Leider stehen mir zum Vergleich nur CD- und You Tube-Aufnahmen der Musik Zemlinskys zur Verfügung, um zu beurteilen, ob sich das reichlich einstündige Sezieren des 20-Minuten-Werkes auch gelohnt hat. Die Musik erwies sich dann aber erfreulich als recht melodisch und eingängig sowie bis zu einem gewissen Grade auch erfrischend.
Dem folgte das „Konzert für Streichquartett und Blasorchester WV 97“ von Erwin Schulhoff, einer der schillersten Komponisten-Persönlichkeiten der 1920er Jahre.
In seiner Dresdner Zeit von Reger, Strauss bis Mahler beeinflusst, wandte er sich unter dem Einfluss des George Grosz einer Art Musik-Dada, dem Jazz sowie nordamerikanischen Tanz-Rhythmen, wie Boston oder Shimmy, zu.
Das aufgeführte Werk ist 1930 entstanden, als sich Schulhoff bereits dem Kommunismus angenähert hatte.
Die Komposition folgte ziemlich formal dem Hegelschen dialektischen Prinzip. Im Allegro moderato übernahmen die 15 Blasinstrumente eine These-Funktion, allerdings mehr in Form einer Stakkato-Provokation. Das ausgezeichnete Steichquartett hielt quasi als Antithese beruhigend entgegen.
Im Largo arbeitete vorwiegend das Streichquartett den Konflikt auf, wobei mehrfach einzelne Bläser oder Bläsergruppen den Streichern als Gesprächspartner dienten.
Mit dem Allegro con brio-Finale wurde dann, gewissermaßen als Synthese, eine Versöhnung von Streichern und Bläsern ausgeführt. Aber immer wird das Stakkato beibehalten.
Letztlich also ein Ausdruck der marxistischen Denkweise des Komponisten.
Bohuslav Martinů hat es trotz seiner Bedeutung für die Musik des zwanzigsten Jahrhunderts kaum in das breite Bewusstsein der Musikfreunde geschafft. Auch hier im Forum habe ich keinen Faden zu diesem produktiven Komponisten gefunden.
Seine Tonsprache umfasst Elemente der Musik seiner Böhmischen Heimat und des frühen Jazz. Fremd blieben ihm die expressiven und konstruktiv bestimmten Partituren der Wiener Schule sowie die akademisch geprägte Tradition der Prager Schule.

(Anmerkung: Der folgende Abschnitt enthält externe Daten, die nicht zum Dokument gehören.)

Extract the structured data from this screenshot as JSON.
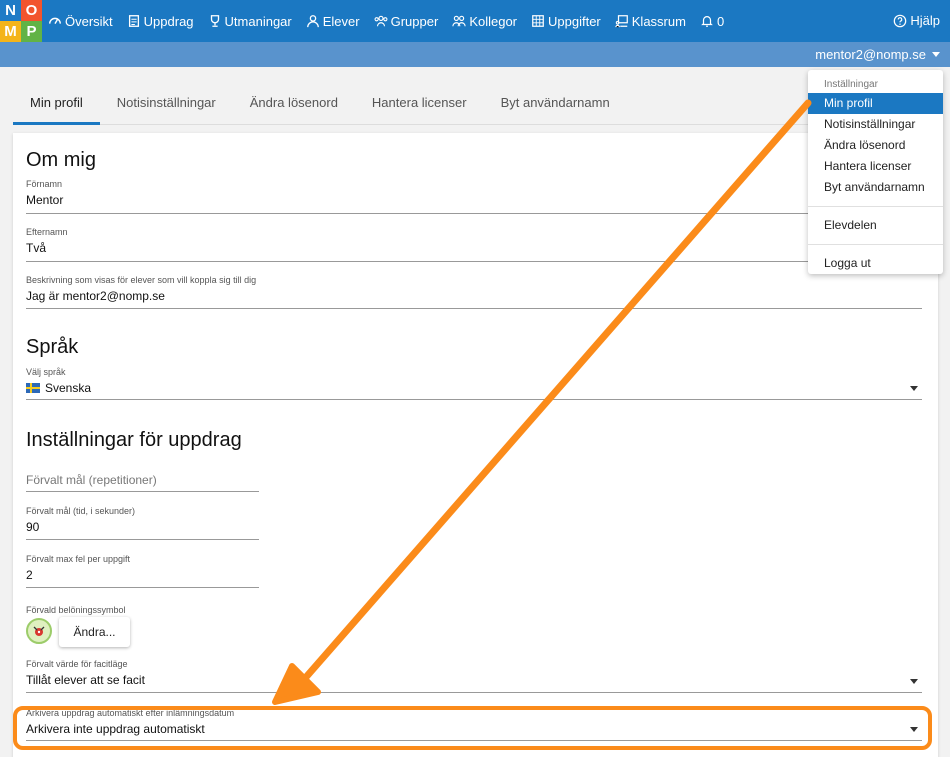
{
  "logo": {
    "letters": [
      "N",
      "O",
      "M",
      "P"
    ],
    "colors": [
      "#1f7bc6",
      "#f2542d",
      "#f4b41a",
      "#62b346"
    ]
  },
  "nav": {
    "items": [
      {
        "label": "Översikt",
        "icon": "dashboard-icon"
      },
      {
        "label": "Uppdrag",
        "icon": "document-icon"
      },
      {
        "label": "Utmaningar",
        "icon": "trophy-icon"
      },
      {
        "label": "Elever",
        "icon": "user-icon"
      },
      {
        "label": "Grupper",
        "icon": "users-icon"
      },
      {
        "label": "Kollegor",
        "icon": "colleagues-icon"
      },
      {
        "label": "Uppgifter",
        "icon": "grid-icon"
      },
      {
        "label": "Klassrum",
        "icon": "classroom-icon"
      },
      {
        "label": "0",
        "icon": "bell-icon"
      }
    ],
    "help_label": "Hjälp"
  },
  "user_menu": {
    "email": "mentor2@nomp.se"
  },
  "tabs": [
    "Min profil",
    "Notisinställningar",
    "Ändra lösenord",
    "Hantera licenser",
    "Byt användarnamn"
  ],
  "about": {
    "title": "Om mig",
    "first_name": {
      "label": "Förnamn",
      "value": "Mentor"
    },
    "last_name": {
      "label": "Efternamn",
      "value": "Två"
    },
    "description": {
      "label": "Beskrivning som visas för elever som vill koppla sig till dig",
      "value": "Jag är mentor2@nomp.se"
    }
  },
  "language": {
    "title": "Språk",
    "label": "Välj språk",
    "value": "Svenska"
  },
  "assignments": {
    "title": "Inställningar för uppdrag",
    "goal_reps_placeholder": "Förvalt mål (repetitioner)",
    "goal_time": {
      "label": "Förvalt mål (tid, i sekunder)",
      "value": "90"
    },
    "max_errors": {
      "label": "Förvalt max fel per uppgift",
      "value": "2"
    },
    "reward_label": "Förvald belöningssymbol",
    "change_button": "Ändra...",
    "answer_mode": {
      "label": "Förvalt värde för facitläge",
      "value": "Tillåt elever att se facit"
    },
    "archive": {
      "label": "Arkivera uppdrag automatiskt efter inlämningsdatum",
      "value": "Arkivera inte uppdrag automatiskt"
    }
  },
  "dropdown": {
    "header": "Inställningar",
    "items": [
      "Min profil",
      "Notisinställningar",
      "Ändra lösenord",
      "Hantera licenser",
      "Byt användarnamn"
    ],
    "elevdelen": "Elevdelen",
    "logout": "Logga ut"
  },
  "colors": {
    "nav": "#1b78c2",
    "subbar": "#5993cd",
    "annotation": "#fb8b1a"
  }
}
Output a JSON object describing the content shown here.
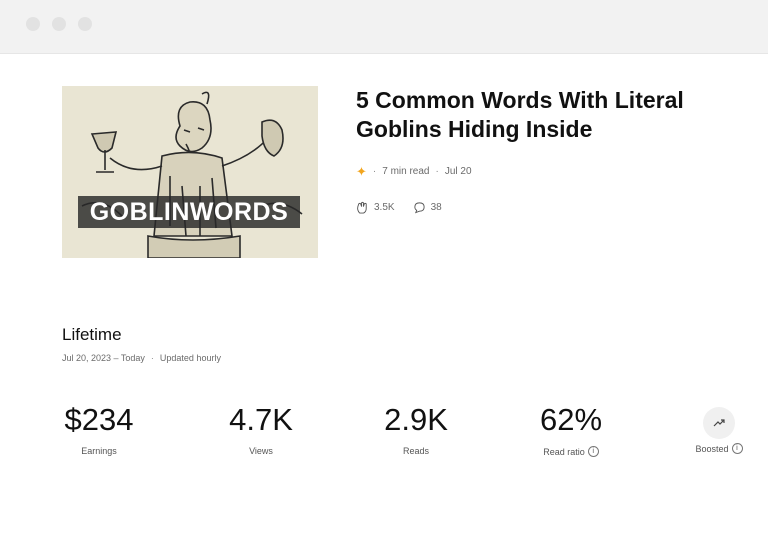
{
  "browser": {
    "dots": 3
  },
  "article": {
    "image_label": "GOBLINWORDS",
    "title": "5 Common Words With Literal Goblins Hiding Inside",
    "read_time": "7 min read",
    "date": "Jul 20",
    "claps": "3.5K",
    "responses": "38"
  },
  "lifetime": {
    "heading": "Lifetime",
    "range": "Jul 20, 2023 – Today",
    "updated": "Updated hourly"
  },
  "metrics": {
    "earnings": {
      "value": "$234",
      "label": "Earnings"
    },
    "views": {
      "value": "4.7K",
      "label": "Views"
    },
    "reads": {
      "value": "2.9K",
      "label": "Reads"
    },
    "read_ratio": {
      "value": "62%",
      "label": "Read ratio"
    },
    "boosted": {
      "label": "Boosted"
    }
  },
  "colors": {
    "star": "#f2a51e",
    "browser_bar": "#f2f2f2"
  }
}
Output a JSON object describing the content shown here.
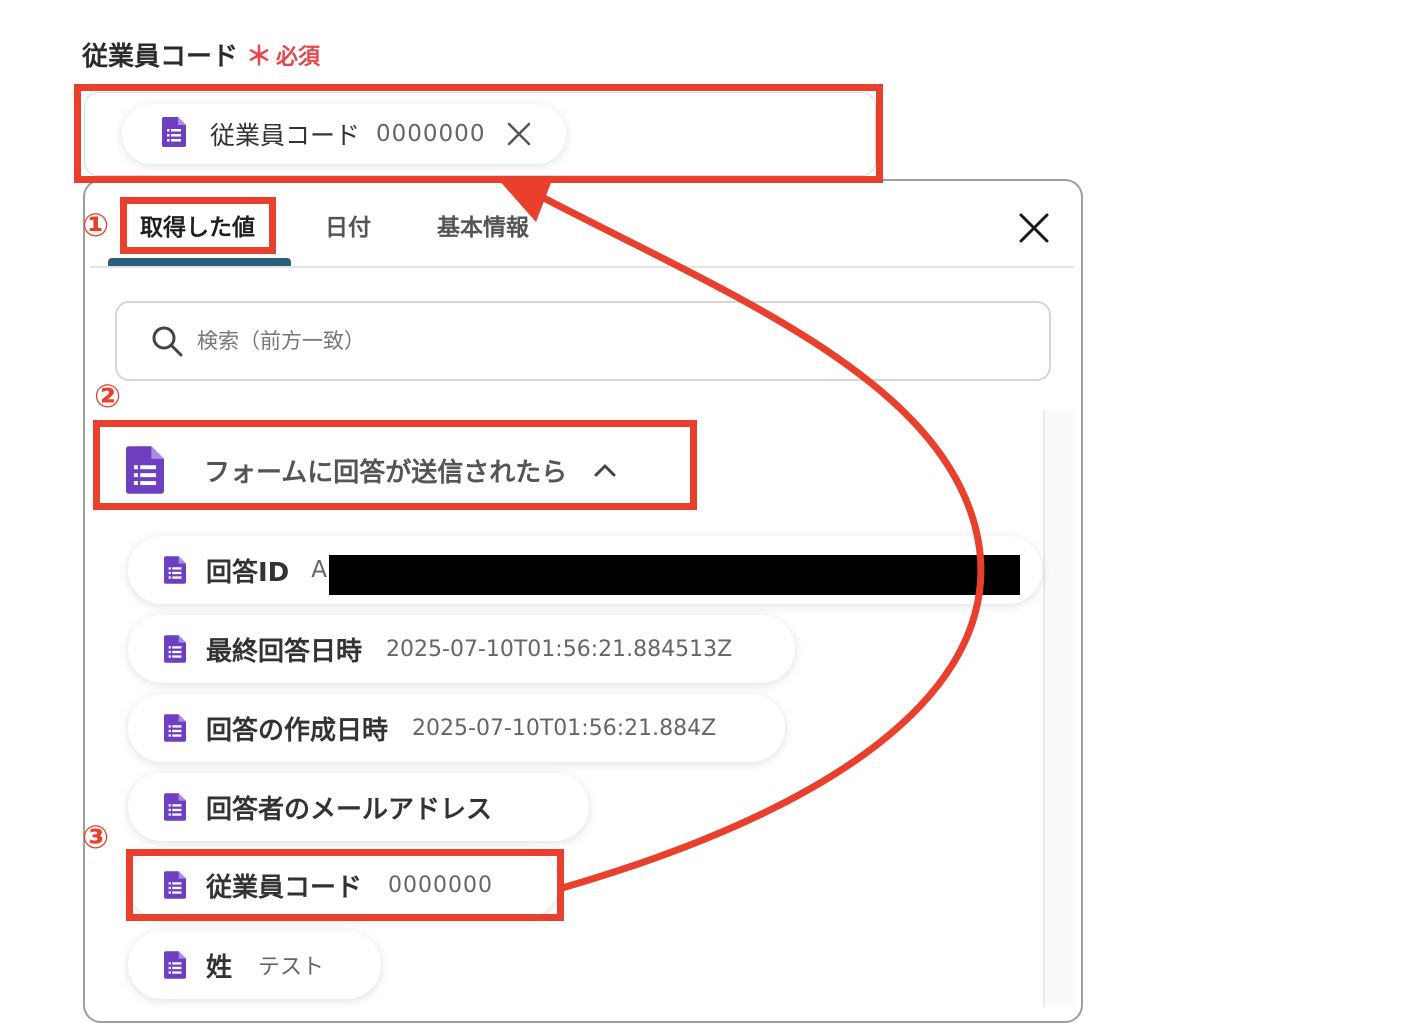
{
  "field": {
    "label": "従業員コード",
    "required_mark": "＊",
    "required_text": "必須",
    "chip": {
      "name": "従業員コード",
      "value": "0000000",
      "icon": "google-forms-icon",
      "remove_icon": "close-icon"
    }
  },
  "tabs": [
    {
      "label": "取得した値",
      "active": true
    },
    {
      "label": "日付",
      "active": false
    },
    {
      "label": "基本情報",
      "active": false
    }
  ],
  "search": {
    "placeholder": "検索（前方一致）",
    "icon": "search-icon"
  },
  "group": {
    "label": "フォームに回答が送信されたら",
    "icon": "google-forms-icon",
    "toggle_icon": "chevron-up-icon"
  },
  "items": [
    {
      "name": "回答ID",
      "value": "A"
    },
    {
      "name": "最終回答日時",
      "value": "2025-07-10T01:56:21.884513Z"
    },
    {
      "name": "回答の作成日時",
      "value": "2025-07-10T01:56:21.884Z"
    },
    {
      "name": "回答者のメールアドレス",
      "value": ""
    },
    {
      "name": "従業員コード",
      "value": "0000000"
    },
    {
      "name": "姓",
      "value": "テスト"
    }
  ],
  "annotations": {
    "step1": "①",
    "step2": "②",
    "step3": "③"
  },
  "colors": {
    "accent_red": "#e8402c",
    "required_red": "#e8454c",
    "tab_underline": "#2d5f7d",
    "forms_purple": "#6f3fc2"
  }
}
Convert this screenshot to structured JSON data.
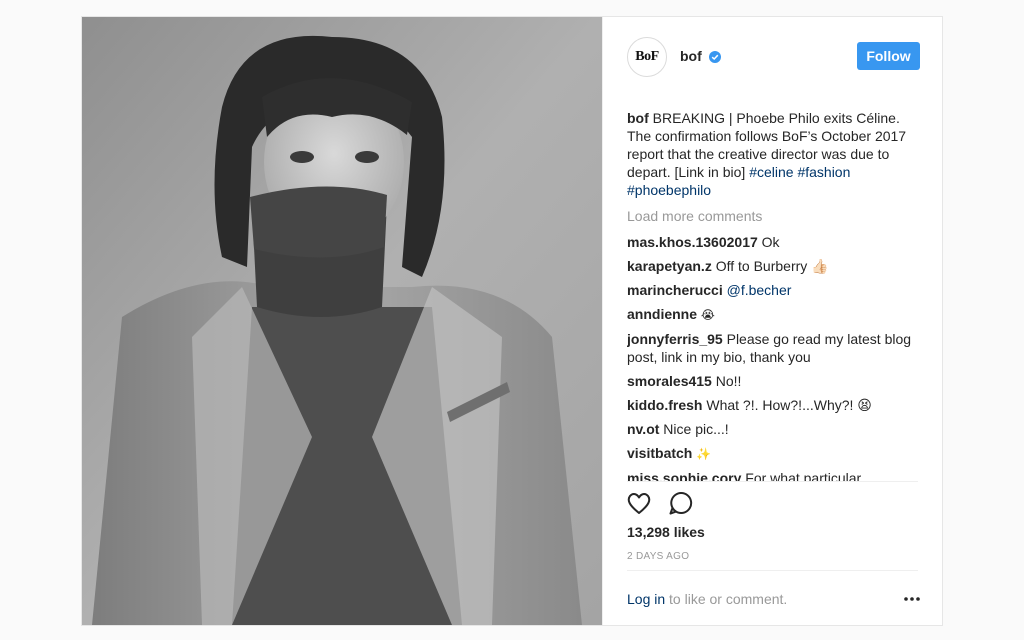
{
  "post": {
    "account": {
      "avatar_text": "BoF",
      "username": "bof",
      "verified_icon": "verified-badge-icon",
      "follow_label": "Follow"
    },
    "caption": {
      "username": "bof",
      "text": "BREAKING | Phoebe Philo exits Céline. The confirmation follows BoF’s October 2017 report that the creative director was due to depart. [Link in bio]",
      "hashtags": [
        "#celine",
        "#fashion",
        "#phoebephilo"
      ]
    },
    "load_more": "Load more comments",
    "comments": [
      {
        "user": "mas.khos.13602017",
        "text": "Ok"
      },
      {
        "user": "karapetyan.z",
        "text": "Off to Burberry 👍🏻"
      },
      {
        "user": "marincherucci",
        "text": "@f.becher"
      },
      {
        "user": "anndienne",
        "text": "😭"
      },
      {
        "user": "jonnyferris_95",
        "text": "Please go read my latest blog post, link in my bio, thank you"
      },
      {
        "user": "smorales415",
        "text": "No!!"
      },
      {
        "user": "kiddo.fresh",
        "text": "What ?!. How?!...Why?! 😫"
      },
      {
        "user": "nv.ot",
        "text": "Nice pic...!"
      },
      {
        "user": "visitbatch",
        "text": "✨"
      },
      {
        "user": "miss.sophie.cory",
        "text": "For what particular"
      }
    ],
    "actions": {
      "like_icon": "heart-icon",
      "comment_icon": "comment-bubble-icon"
    },
    "likes": "13,298 likes",
    "timestamp": "2 DAYS AGO",
    "login_link": "Log in",
    "login_rest": " to like or comment.",
    "more_icon": "more-options-icon"
  },
  "colors": {
    "follow_button": "#3897f0",
    "hashtag": "#003569",
    "muted": "#999999"
  }
}
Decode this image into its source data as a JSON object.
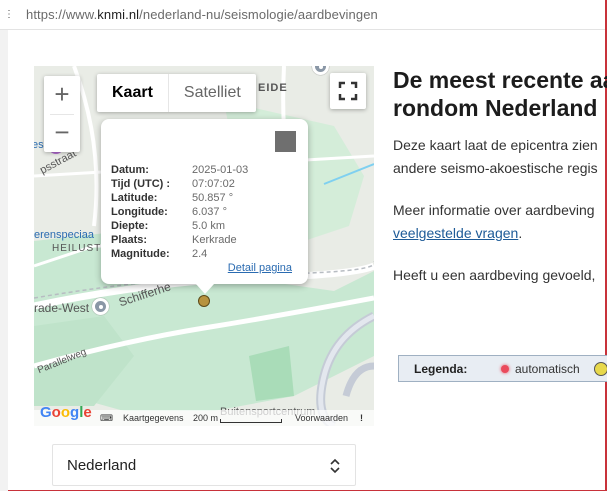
{
  "browser": {
    "url_prefix": "https://www.",
    "url_domain": "knmi.nl",
    "url_path": "/nederland-nu/seismologie/aardbevingen"
  },
  "map": {
    "zoom_in": "+",
    "zoom_out": "−",
    "type_map": "Kaart",
    "type_satellite": "Satelliet",
    "labels": {
      "eide": "EIDE",
      "erenspecia": "erenspeciaa",
      "heilust": "HEILUST",
      "psstraat": "psstraat",
      "rade_west": "rade-West",
      "schifferh": "Schifferhe",
      "parallelweg": "Parallelweg",
      "buitensport": "Buitensportcentrum"
    },
    "popup": {
      "rows": [
        {
          "key": "Datum:",
          "value": "2025-01-03"
        },
        {
          "key": "Tijd (UTC) :",
          "value": "07:07:02"
        },
        {
          "key": "Latitude:",
          "value": "50.857 °"
        },
        {
          "key": "Longitude:",
          "value": "6.037 °"
        },
        {
          "key": "Diepte:",
          "value": "5.0 km"
        },
        {
          "key": "Plaats:",
          "value": "Kerkrade"
        },
        {
          "key": "Magnitude:",
          "value": "2.4"
        }
      ],
      "detail_link": "Detail pagina"
    },
    "footer": {
      "google": [
        "G",
        "o",
        "o",
        "g",
        "l",
        "e"
      ],
      "kaartgegevens": "Kaartgegevens",
      "scale": "200 m",
      "voorwaarden": "Voorwaarden"
    }
  },
  "region_select": {
    "value": "Nederland",
    "chevron": "⌃⌄"
  },
  "content": {
    "heading_line1": "De meest recente aa",
    "heading_line2": "rondom Nederland",
    "para1_line1": "Deze kaart laat de epicentra zien",
    "para1_line2": "andere seismo-akoestische regis",
    "para2_line1": "Meer informatie over aardbeving",
    "para2_link": "veelgestelde vragen",
    "para2_end": ".",
    "para3": "Heeft u een aardbeving gevoeld,"
  },
  "legend": {
    "title": "Legenda:",
    "item1": "automatisch"
  }
}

„Ich war nie Avantgardist“ beharrte er. Sein „Konzert für Streichquartett mit Orchester
H 207“ ist 1931 in Paris entstanden.
Das Allegro vivo kommt ziemlich derb daher, das Adagio recht im Gegensatz eher tragisch-melodisch und das Finale volkstümlich aufgelockert. Aber das Gesamtwerk bleibt letztlich recht traditionell.
Die zweifelsfrei bekannteste Komposition des Konzertes war Leoš Janáčeks„Sinfonietta für Orchester op.60“. Zunächst als Auftragskomposition „Fanfare des Sportvereins Sokol“ konzipiert, hat Janáček 1926 das Thema zu einem 5-Sätzigen Werk gestaltet.
Im ersten Allegretto boten 21 Blechbläser (davon 12 Trompeten) und massive Pauken einen so strahlenden Auftakt, dass man fürchten musste, die Saaldecke stürze ein.
Dem folgte im Andante eine an mährische Folklore angelehnte Töne-Flut. Dann am Beginn des Moderato ein beklemmendes wundervolles Posaunen-Solo.
Darauf weiter im 4. Satz, eine Allegretto-Klangfülle, die eine Beschreibung der Burg Špilberk, ein zur k.u. k.-Zeit gefürchteter Kerker, darstellen sollte.
Hört man genau, so drängt sich der Gedanke auf, dass Jurowski eigentlich für jeden der Fünfminuten-Sätze eine eigene Orchesterbesetzung benötigt hätte.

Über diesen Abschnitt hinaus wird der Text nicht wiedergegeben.